I was taught to check *anything* that produced a return code. In I
think all perl programs I have ever seen I see opens followed by "or
die ....."

But how does one check the <> operator? I suppose one could code

my @a = <$somehandle> or die .........
and
my $a = <$somehandle> or die ...........

but what about

while ( <$somehandle> )
?

TIA
 
D

Dave Saville

Thanks Tad
A rather obvious exception is the return value from print().
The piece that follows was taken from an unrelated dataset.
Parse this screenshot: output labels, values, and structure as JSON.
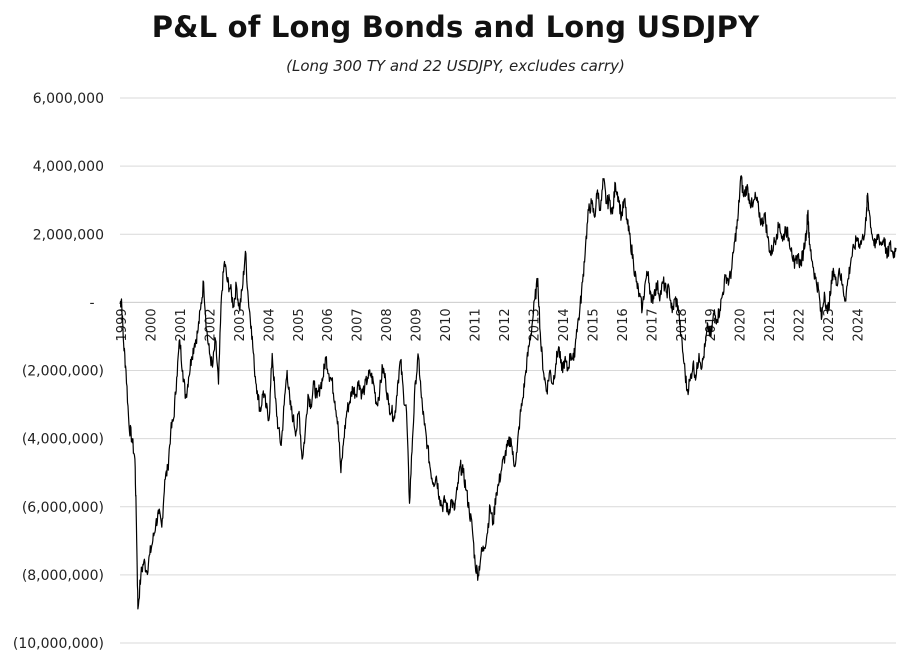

Once you have a properly opened filehandle, about the only thing
that can go wrong is "file system full", and if that happens, you
won't need your little Perl program to tell you that something is
wrong, because the whole 'puter will stop working. :)




Unless

use autodie;




Once you know that the named version of the <> operator is readline(),
then you can just read its docs for that :)

I do now :)
perldoc -f readline


If readline encounters an operating system error, C<$!> will be set
with the
corresponding error message. It can be helpful to check C<$!> when
you are
reading from filehandles you don't trust, such as a tty or a socket.

Yes, it was sockets that brought the whole thing up.

Thanks again.
 
P

Peter Makholm

Tad McClellan said:
A rather obvious exception is the return value from print().

Once you have a properly opened filehandle, about the only thing
that can go wrong is "file system full", and if that happens, you
won't need your little Perl program to tell you that something is
wrong, because the whole 'puter will stop working. :)

Except for filehandles you don't, such as a pipe or a socket.

Also the whole 'puter will not stop working just because you have filled
one of multiple filesystems. I have written a few batch processing
systems with seperate scratch space filesystems just for data.